Языческий лорд - страница 14



– Но он не может гореть так долго, – продолжил Осферт озадаченно. – Когда мы уезжали, пожар почти потух.

– Да и дождь лил с тех пор, – добавил мой сын.

Мне подумалось на миг, что жгут стерню, но то была глупость. До сбора урожая еще долго. Я заработал пятками, подгоняя жеребца. Могучие копыта чавкали по залитым водой колеям, а я колотил коня по бокам, переводя в галоп. Этельстан на своей более легкой и быстрой лошади вырвался вперед.

– Он упрям, – проворчал Осферт.

– Ему положено, – ответил я.

Незаконнорожденному сыну приходится с боем прокладывать себе путь по жизни. Осферту это известно. Как и Осферт, Этельстан – сын короля, но не сын жены Эдуарда, а это делает его опасным для ее семьи. Ему следует быть упорным.

Мы находились теперь на моей земле, и я погнал напрямик через напитавшееся влагой пастбище к потоку, служащему для полива.

– Нет! – вырвалось у меня в отчаянии, потому как горела мельница.

Это была водяная мельница, которую я построил, и теперь ее пожирало пламя, а рядом, приплясывая, как демоны, крутились люди в черных балахонах. Этельстан, вырвавшийся далеко вперед, вздыбил лошадь, чтобы заглянуть за мельницу, туда, где горели остальные здания. Все, что не спалили воины Кнута Ранулфсона, теперь полыхало: амбар, конюшни, коровник – все. И везде, особенно черные на фоне огня, мельтешили люди.

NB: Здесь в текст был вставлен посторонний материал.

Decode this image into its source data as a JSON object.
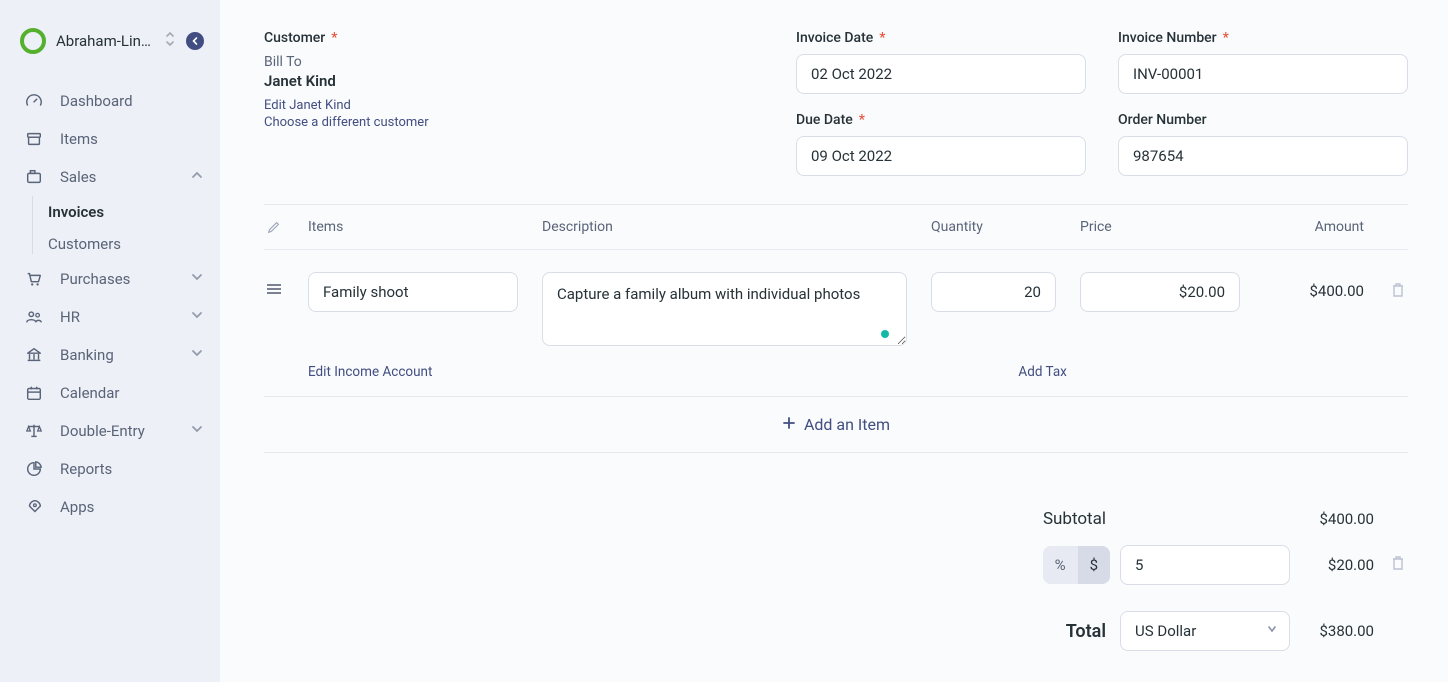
{
  "sidebar": {
    "company": "Abraham-Lin…",
    "items": [
      {
        "icon": "dashboard",
        "label": "Dashboard"
      },
      {
        "icon": "items",
        "label": "Items"
      },
      {
        "icon": "sales",
        "label": "Sales",
        "expanded": true,
        "children": [
          {
            "label": "Invoices",
            "active": true
          },
          {
            "label": "Customers"
          }
        ]
      },
      {
        "icon": "purchases",
        "label": "Purchases",
        "expandable": true
      },
      {
        "icon": "hr",
        "label": "HR",
        "expandable": true
      },
      {
        "icon": "banking",
        "label": "Banking",
        "expandable": true
      },
      {
        "icon": "calendar",
        "label": "Calendar"
      },
      {
        "icon": "double-entry",
        "label": "Double-Entry",
        "expandable": true
      },
      {
        "icon": "reports",
        "label": "Reports"
      },
      {
        "icon": "apps",
        "label": "Apps"
      }
    ]
  },
  "form": {
    "customer_label": "Customer",
    "bill_to_label": "Bill To",
    "bill_to_name": "Janet Kind",
    "edit_customer_link": "Edit Janet Kind",
    "choose_customer_link": "Choose a different customer",
    "invoice_date": {
      "label": "Invoice Date",
      "value": "02 Oct 2022"
    },
    "invoice_number": {
      "label": "Invoice Number",
      "value": "INV-00001"
    },
    "due_date": {
      "label": "Due Date",
      "value": "09 Oct 2022"
    },
    "order_number": {
      "label": "Order Number",
      "value": "987654"
    }
  },
  "items_table": {
    "headers": {
      "items": "Items",
      "description": "Description",
      "quantity": "Quantity",
      "price": "Price",
      "amount": "Amount"
    },
    "row": {
      "name": "Family shoot",
      "description": "Capture a family album with individual photos",
      "qty": "20",
      "price": "$20.00",
      "amount": "$400.00"
    },
    "edit_income_link": "Edit Income Account",
    "add_tax_link": "Add Tax",
    "add_item_label": "Add an Item"
  },
  "totals": {
    "subtotal_label": "Subtotal",
    "subtotal_value": "$400.00",
    "discount": {
      "percent_symbol": "%",
      "dollar_symbol": "$",
      "active": "percent",
      "value": "5",
      "amount": "$20.00"
    },
    "total_label": "Total",
    "currency": "US Dollar",
    "total_value": "$380.00"
  }
}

Тут были мужчины и женщины. Людей было много, несколько десятков. Имелись и дети, которые возбужденно бегали вокруг ревущего пламени. Когда прогоревший конек крыши амбара обрушился, взметнув в темнеющее небо сноп искр, раздались ликующие крики. В сполохах я различил яркие флаги в руках у обладателей черных балахонов.

– Попы, – сказал мой сын.

Теперь я слышал пение. Ударив в бока коня, я махнул дружинникам и галопом помчался по сырому лугу к месту, бывшему моим домом. Приближаясь, я заметил, что черные балахоны сбились в кучу, блеснуло оружие. Тут собралось несколько сотен крестьян. Они глумились, вопили, а поверх голов торчали копья, мотыги, топоры и серпы. Щитов я не видел. Это был фирд, собрание селян, защищающих свои земли. Этим людям полагалось в случае нашествия данов оборонять бурги, а они расположились в моих владениях и выкрикивали оскорбления.

Мужчина в белом плаще и на белой лошади проехал сквозь толпу. Призывая к спокойствию, он вскинул руку, а когда это не помогло, развернул коня и закричал на обозленных крестьян. Я слышал голос, но не разбирал слов. Утихомирив людей, человек в белом смотрел на них несколько мгновений, потом снова развернул лошадь и поскакал ко мне. Я остановился. Воины образовали линию по обе стороны от меня. Я вглядывался в толпу, выискивая знакомые лица, и не находил. У моих соседей, похоже, кишка оказалась тонка для поджога.

Всадник натянул поводья в нескольких шагах от меня. Это был священник. Под белым плащом скрывалась ряса, на темной ткани поблескивало серебряное распятие. Длинное лицо, резкие черты, подчеркнутые глубокими тенями, широкий рот, нос крючком, мрачные глаза, прячущиеся под густыми черными бровями.

– Я – епископ Вульфхерд, – провозгласил поп. Взгляд его встретился с моим, и за вызовом я угадал страх. – Вульфхерд Херефордский. – Сказано это было так, словно название диоцеза добавляло ему достоинства.

– Мне приходилось слышать о Херефорде, – сказал я.

То был городок на границе между Мерсией и Уэльсом – меньше нынешнего Глевекестра. По какой-то причине, известной только христианам, этот городишко удостоился епископа, тогда как многие другие, более крупные, нет. Слышал я и о Вульфхерде. Один из жадных до власти священников, нашептывающих королю в ухо. Вульфхерд мог быть епископом Херефорда, но отирался в Глевекестре, играя роль щенка Этельреда.